The article below is accurate for your 2017 taxes, the one that you file this year by the April 2018 deadline, including a few retroactive changes due to the passing of tax reform. Some tax information below will change next year for your 2018 taxes, but won’t impact you this year. Learn more about tax reform here.
Advantages of filing jointly
There are many advantages to filing a joint tax return with your spouse. The IRS gives joint filers one of the largest standard deductions each year, allowing them to deduct a significant amount of their income immediately.

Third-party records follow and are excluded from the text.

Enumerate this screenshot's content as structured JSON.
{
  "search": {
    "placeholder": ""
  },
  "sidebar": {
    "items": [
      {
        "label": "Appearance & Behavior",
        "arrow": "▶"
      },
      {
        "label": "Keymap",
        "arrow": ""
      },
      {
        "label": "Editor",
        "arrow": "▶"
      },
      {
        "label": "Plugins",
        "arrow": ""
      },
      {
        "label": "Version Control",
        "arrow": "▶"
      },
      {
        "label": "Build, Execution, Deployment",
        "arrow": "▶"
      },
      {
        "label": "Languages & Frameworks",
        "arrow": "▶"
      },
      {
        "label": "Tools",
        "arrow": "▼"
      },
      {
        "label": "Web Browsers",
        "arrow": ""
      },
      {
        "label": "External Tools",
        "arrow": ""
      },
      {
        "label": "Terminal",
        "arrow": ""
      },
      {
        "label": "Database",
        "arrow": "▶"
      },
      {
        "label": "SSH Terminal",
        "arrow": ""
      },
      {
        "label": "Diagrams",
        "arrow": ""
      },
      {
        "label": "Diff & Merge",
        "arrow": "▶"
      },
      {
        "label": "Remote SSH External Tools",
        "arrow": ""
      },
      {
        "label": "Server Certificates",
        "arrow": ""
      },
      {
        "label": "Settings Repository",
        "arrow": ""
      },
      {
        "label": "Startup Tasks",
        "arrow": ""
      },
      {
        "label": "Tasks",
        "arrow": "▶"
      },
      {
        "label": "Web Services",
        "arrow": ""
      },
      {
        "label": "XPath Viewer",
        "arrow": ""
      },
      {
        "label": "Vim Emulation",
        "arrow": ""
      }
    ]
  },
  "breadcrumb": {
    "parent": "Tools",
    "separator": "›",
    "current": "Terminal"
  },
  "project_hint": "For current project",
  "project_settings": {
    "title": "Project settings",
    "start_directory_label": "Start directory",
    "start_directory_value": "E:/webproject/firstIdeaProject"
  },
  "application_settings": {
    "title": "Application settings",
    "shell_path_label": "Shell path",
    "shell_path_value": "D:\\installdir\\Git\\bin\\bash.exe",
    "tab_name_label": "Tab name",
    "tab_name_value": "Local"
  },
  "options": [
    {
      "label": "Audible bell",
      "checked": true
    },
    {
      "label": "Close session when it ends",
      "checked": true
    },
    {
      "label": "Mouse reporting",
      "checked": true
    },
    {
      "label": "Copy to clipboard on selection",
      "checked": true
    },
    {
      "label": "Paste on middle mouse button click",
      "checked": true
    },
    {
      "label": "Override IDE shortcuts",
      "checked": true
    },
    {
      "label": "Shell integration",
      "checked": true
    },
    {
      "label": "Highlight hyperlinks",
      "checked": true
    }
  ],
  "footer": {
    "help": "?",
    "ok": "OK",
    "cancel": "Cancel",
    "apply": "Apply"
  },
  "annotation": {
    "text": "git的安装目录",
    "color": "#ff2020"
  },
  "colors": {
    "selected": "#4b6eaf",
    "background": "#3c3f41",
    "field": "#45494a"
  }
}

Couples who file together can usually deduct two exemption amounts from their income and they might more easily qualify for multiple tax credits such as the:
- Earned Income Tax Credit
- American Opportunity and Lifetime Learning Education Tax Credits
- Exclusion or credit for adoption expenses
- Child and Dependent Care Tax Credit
Joint filers mostly receive higher income thresholds for certain taxes and deductions—this means they can earn a larger amount of income and potentially qualify for certain tax breaks.
Consequences of filing your tax returns separately
On the other hand, couples who file separately receive few tax considerations. Separate tax returns may give you a higher tax with a higher tax rate. The standard deduction for separate filers is far lower than that offered to joint filers.

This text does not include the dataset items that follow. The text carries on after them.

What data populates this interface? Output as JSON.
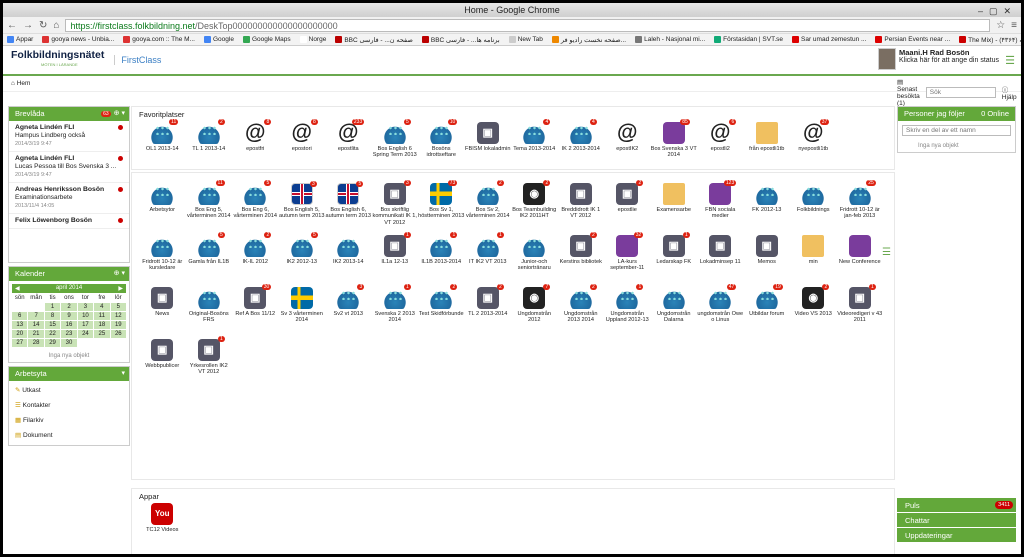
{
  "browser": {
    "title": "Home - Google Chrome",
    "url_host": "https://firstclass.folkbildning.net",
    "url_path": "/DeskTop000000000000000000000",
    "bookmarks": [
      "Appar",
      "gooya news - Unbia...",
      "gooya.com :: The M...",
      "Google",
      "Google Maps",
      "Norge",
      "BBC صفحه ن... - فارسی",
      "BBC برنامه ها... - فارسی",
      "New Tab",
      "صفحه نخست رادیو فر...",
      "Laleh - Nasjonal mi...",
      "Förstasidan | SVT.se",
      "Sar umad zemestun ...",
      "Persian Events near ...",
      "The Mix) - (۴۳۶۴) آيه"
    ],
    "bookmark_colors": [
      "#4285f4",
      "#d33",
      "#d33",
      "#4285f4",
      "#34a853",
      "#fff",
      "#b00",
      "#b00",
      "#ccc",
      "#e80",
      "#777",
      "#1a7",
      "#d00",
      "#d00",
      "#c00"
    ]
  },
  "header": {
    "logo": "Folkbildningsnätet",
    "logo_sub": "MÖTEN I LÄRANDE",
    "app": "FirstClass",
    "user_name": "Maani.H Rad Bosön",
    "user_status": "Klicka här för att ange din status"
  },
  "toolbar": {
    "home": "Hem",
    "recent": "Senast besökta (1)",
    "search_placeholder": "Sök",
    "help": "Hjälp"
  },
  "left": {
    "mail_title": "Brevlåda",
    "mail_badge": "63",
    "mails": [
      {
        "from": "Agneta Lindén FLI",
        "subject": "Hampus Lindberg också",
        "time": "2014/3/19 9:47"
      },
      {
        "from": "Agneta Lindén FLI",
        "subject": "Lucas Pessoa till Bos Svenska 3 ...",
        "time": "2014/3/19 9:47"
      },
      {
        "from": "Andreas Henriksson Bosön",
        "subject": "Examinationsarbete",
        "time": "2013/11/4 14:05"
      },
      {
        "from": "Felix Löwenborg Bosön",
        "subject": "",
        "time": ""
      }
    ],
    "cal_title": "Kalender",
    "cal_month": "april 2014",
    "cal_days": [
      "sön",
      "mån",
      "tis",
      "ons",
      "tor",
      "fre",
      "lör"
    ],
    "cal_dates": [
      "",
      "",
      "1",
      "2",
      "3",
      "4",
      "5",
      "6",
      "7",
      "8",
      "9",
      "10",
      "11",
      "12",
      "13",
      "14",
      "15",
      "16",
      "17",
      "18",
      "19",
      "20",
      "21",
      "22",
      "23",
      "24",
      "25",
      "26",
      "27",
      "28",
      "29",
      "30",
      "",
      "",
      ""
    ],
    "cal_empty": "Inga nya objekt",
    "ws_title": "Arbetsyta",
    "ws_items": [
      "Utkast",
      "Kontakter",
      "Filarkiv",
      "Dokument"
    ]
  },
  "favorites": {
    "title": "Favoritplatser",
    "items": [
      {
        "l": "OL1 2013-14",
        "i": "grp",
        "b": "11"
      },
      {
        "l": "TL 1 2013-14",
        "i": "grp",
        "b": "2"
      },
      {
        "l": "epostfri",
        "i": "at",
        "b": "8"
      },
      {
        "l": "epostori",
        "i": "at",
        "b": "8"
      },
      {
        "l": "epostlita",
        "i": "at",
        "b": "233"
      },
      {
        "l": "Bos English 6 Spring Term 2013",
        "i": "grp",
        "b": "5"
      },
      {
        "l": "Bosöns idrottseftare",
        "i": "grp",
        "b": "10"
      },
      {
        "l": "FBISM lokaladmin",
        "i": "sq",
        "b": ""
      },
      {
        "l": "Tema 2013-2014",
        "i": "grp",
        "b": "4"
      },
      {
        "l": "IK 2 2013-2014",
        "i": "grp",
        "b": "4"
      },
      {
        "l": "epostIK2",
        "i": "at",
        "b": ""
      },
      {
        "l": "Bos Svenska 3 VT 2014",
        "i": "pur",
        "b": "85"
      },
      {
        "l": "epostli2",
        "i": "at",
        "b": "6"
      },
      {
        "l": "från epostli1tb",
        "i": "fold",
        "b": ""
      },
      {
        "l": "nyepostli1tb",
        "i": "at",
        "b": "37"
      }
    ]
  },
  "desktop": {
    "items": [
      {
        "l": "Arbetsytor",
        "i": "grp",
        "b": ""
      },
      {
        "l": "Bos Eng 5, vårterminen 2014",
        "i": "grp",
        "b": "11"
      },
      {
        "l": "Bos Eng 6, vårterminen 2014",
        "i": "grp",
        "b": "5"
      },
      {
        "l": "Bos English 5, autumn term 2013",
        "i": "uk",
        "b": "3"
      },
      {
        "l": "Bos English 6, autumn term 2013",
        "i": "uk",
        "b": "5"
      },
      {
        "l": "Bos skriftlig kommunikati IK 1, VT 2012",
        "i": "sq",
        "b": "3"
      },
      {
        "l": "Bos Sv 1, höstterminen 2013",
        "i": "se",
        "b": "73"
      },
      {
        "l": "Bos Sv 2, vårterminen 2014",
        "i": "grp",
        "b": "2"
      },
      {
        "l": "Bos Teambuilding IK2 2011HT",
        "i": "bk",
        "b": "2"
      },
      {
        "l": "Breddidrott IK 1 VT 2012",
        "i": "sq",
        "b": ""
      },
      {
        "l": "epostlie",
        "i": "sq",
        "b": "2"
      },
      {
        "l": "Examensarbe",
        "i": "fold",
        "b": ""
      },
      {
        "l": "FBN sociala medier",
        "i": "pur",
        "b": "123"
      },
      {
        "l": "FK 2012-13",
        "i": "grp",
        "b": ""
      },
      {
        "l": "Folkbildnings",
        "i": "grp",
        "b": ""
      },
      {
        "l": "Fridrott 10-12 är jan-feb 2013",
        "i": "grp",
        "b": "25"
      },
      {
        "l": "Fridrott 10-12 är kursledare",
        "i": "grp",
        "b": ""
      },
      {
        "l": "Gamla från IL1B",
        "i": "grp",
        "b": "5"
      },
      {
        "l": "IK-IL 2012",
        "i": "grp",
        "b": "2"
      },
      {
        "l": "IK2 2012-13",
        "i": "grp",
        "b": "5"
      },
      {
        "l": "IK2 2013-14",
        "i": "grp",
        "b": ""
      },
      {
        "l": "IL1a 12-13",
        "i": "sq",
        "b": "1"
      },
      {
        "l": "IL1B 2013-2014",
        "i": "grp",
        "b": "1"
      },
      {
        "l": "IT IK2 VT 2013",
        "i": "grp",
        "b": "1"
      },
      {
        "l": "Junior-och seniortränaru",
        "i": "grp",
        "b": ""
      },
      {
        "l": "Kerstins bibliotek",
        "i": "sq",
        "b": "2"
      },
      {
        "l": "LA-kurs september-11",
        "i": "pur",
        "b": "32"
      },
      {
        "l": "Ledarskap FK",
        "i": "sq",
        "b": "1"
      },
      {
        "l": "Lokadminsep 11",
        "i": "sq",
        "b": ""
      },
      {
        "l": "Memos",
        "i": "sq",
        "b": ""
      },
      {
        "l": "min",
        "i": "fold",
        "b": ""
      },
      {
        "l": "New Conference",
        "i": "pur",
        "b": ""
      },
      {
        "l": "News",
        "i": "sq",
        "b": ""
      },
      {
        "l": "Original-Bosöns FRS",
        "i": "grp",
        "b": ""
      },
      {
        "l": "Ref A Bos 11/12",
        "i": "sq",
        "b": "30"
      },
      {
        "l": "Sv 3 vårterminen 2014",
        "i": "se",
        "b": ""
      },
      {
        "l": "Sv2 vt 2013",
        "i": "grp",
        "b": "3"
      },
      {
        "l": "Svenska 2 2013 2014",
        "i": "grp",
        "b": "1"
      },
      {
        "l": "Test Skidförbunde",
        "i": "grp",
        "b": "2"
      },
      {
        "l": "TL 2 2013-2014",
        "i": "sq",
        "b": "2"
      },
      {
        "l": "Ungdomstrån 2012",
        "i": "bk",
        "b": "7"
      },
      {
        "l": "Ungdomstrån 2013 2014",
        "i": "grp",
        "b": "2"
      },
      {
        "l": "Ungdomstrån Uppland 2012-13",
        "i": "grp",
        "b": "1"
      },
      {
        "l": "Ungdomstrån Dalarna",
        "i": "grp",
        "b": ""
      },
      {
        "l": "ungdomstrån Owe o Linus",
        "i": "grp",
        "b": "47"
      },
      {
        "l": "Utbildar forum",
        "i": "grp",
        "b": "19"
      },
      {
        "l": "Video VS 2013",
        "i": "bk",
        "b": "2"
      },
      {
        "l": "Videoredigeri v 43 2011",
        "i": "sq",
        "b": "1"
      },
      {
        "l": "Webbpublicer",
        "i": "sq",
        "b": ""
      },
      {
        "l": "Yrkesrollen IK2 VT 2012",
        "i": "sq",
        "b": "1"
      }
    ]
  },
  "apps": {
    "title": "Appar",
    "items": [
      {
        "l": "TC12 Videos",
        "i": "yt",
        "b": ""
      }
    ]
  },
  "right": {
    "people_title": "Personer jag följer",
    "online": "0 Online",
    "people_placeholder": "Skriv en del av ett namn",
    "people_empty": "Inga nya objekt",
    "bottom": [
      {
        "label": "Puls",
        "badge": "3411"
      },
      {
        "label": "Chattar",
        "badge": ""
      },
      {
        "label": "Uppdateringar",
        "badge": ""
      }
    ]
  }
}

- In 2017, married filing separately taxpayers only receive a standard deduction of $6,350 compared to the $12,700 offered to those who filed jointly.

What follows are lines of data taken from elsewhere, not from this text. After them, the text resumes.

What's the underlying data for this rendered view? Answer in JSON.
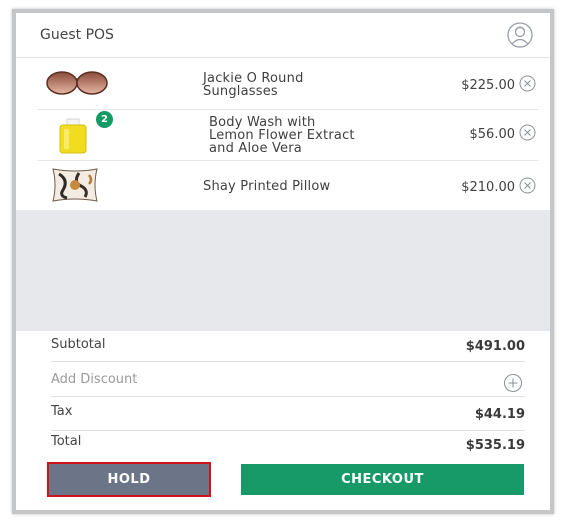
{
  "header": {
    "title": "Guest POS",
    "user_icon": "user-circle-icon"
  },
  "cart": {
    "items": [
      {
        "name": "Jackie O Round Sunglasses",
        "name_lines": [
          "Jackie O Round",
          "Sunglasses"
        ],
        "price": "$225.00",
        "thumb": "sunglasses",
        "quantity_badge": ""
      },
      {
        "name": "Body Wash with Lemon Flower Extract and Aloe Vera",
        "name_lines": [
          "Body Wash with",
          "Lemon Flower Extract",
          "and Aloe Vera"
        ],
        "price": "$56.00",
        "thumb": "body-wash-bottle",
        "quantity_badge": "2"
      },
      {
        "name": "Shay Printed Pillow",
        "name_lines": [
          "Shay Printed Pillow"
        ],
        "price": "$210.00",
        "thumb": "printed-pillow",
        "quantity_badge": ""
      }
    ]
  },
  "summary": {
    "subtotal_label": "Subtotal",
    "subtotal_value": "$491.00",
    "discount_label": "Add Discount",
    "tax_label": "Tax",
    "tax_value": "$44.19",
    "total_label": "Total",
    "total_value": "$535.19"
  },
  "actions": {
    "hold_label": "HOLD",
    "checkout_label": "CHECKOUT"
  },
  "colors": {
    "checkout": "#179a68",
    "hold": "#6c7587",
    "hold_highlight": "#d0141c",
    "badge": "#149a63",
    "empty_area": "#e6e8eb"
  }
}
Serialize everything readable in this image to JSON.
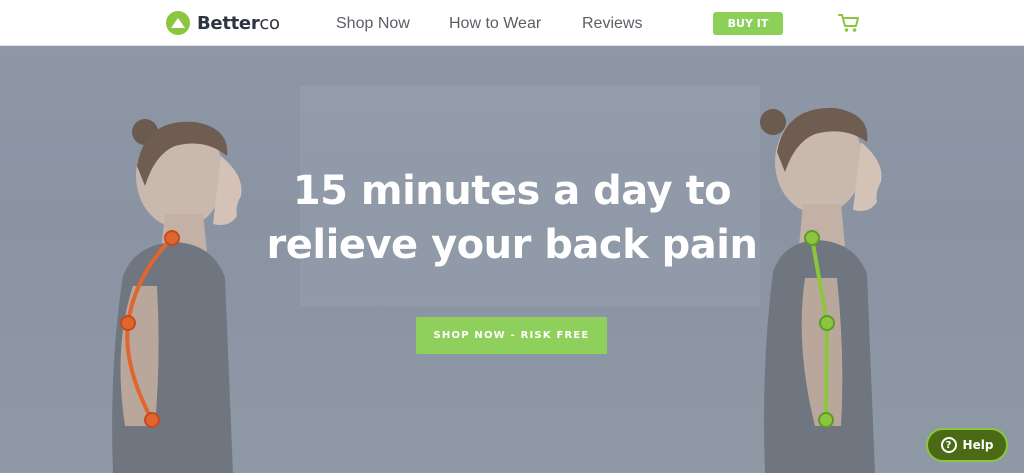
{
  "brand": {
    "name_bold": "Better",
    "name_light": "co",
    "accent": "#8cc63e"
  },
  "nav": {
    "items": [
      {
        "label": "Shop Now"
      },
      {
        "label": "How to Wear"
      },
      {
        "label": "Reviews"
      }
    ],
    "buy_label": "BUY IT",
    "cart_icon": "shopping-cart-icon"
  },
  "hero": {
    "headline_line1": "15 minutes a day to",
    "headline_line2": "relieve your back pain",
    "cta_label": "SHOP NOW - RISK FREE",
    "posture_colors": {
      "bad": "#e0652e",
      "good": "#8cc63e"
    }
  },
  "help": {
    "label": "Help",
    "icon": "question-circle-icon"
  }
}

- If you file a separate return from your spouse, you are automatically disqualified from several of the tax deductions and credits mentioned earlier.
- In addition, separate filers are usually limited to a smaller IRA contribution deduction.
- They also cannot take the deduction for student loan interest, or the tuition and fees deduction.
- The capital loss deduction limit is $1,500 each when filing separately, instead of $3,000 on a joint return.
When you might file separately
In rare situations, filing separately may help you save on your tax return.
- For example, if you or your spouse has a large amount of out-of-pocket medical expenses to claim and since the IRS only allows you to deduct the amount of these costs that exceeds 7.5% of your adjusted gross income (AGI) in 2017 and 2018, it can be difficult to claim most of your expenses if you and your spouse have a high AGI.
- Filing separate returns in such a situation may be beneficial if it allows you to claim more of your available medical deductions by applying the 7.5% threshold to only one of your incomes.
Beginning Jan. 1, 2019, all taxpayers may deduct only the amount of the total unreimbursed allowable medical care expenses for the year that exceeds 10% of their adjusted gross income.
Deciding which status to use
The best way to find out if you should file jointly or separately with your spouse is to prepare the tax return both ways. Double check your calculations and then look at the net refund or balance due from each method. If you use TurboTax to prepare your return, we’ll do the calculation for you, and recommend the filing status that gives you the biggest tax savings.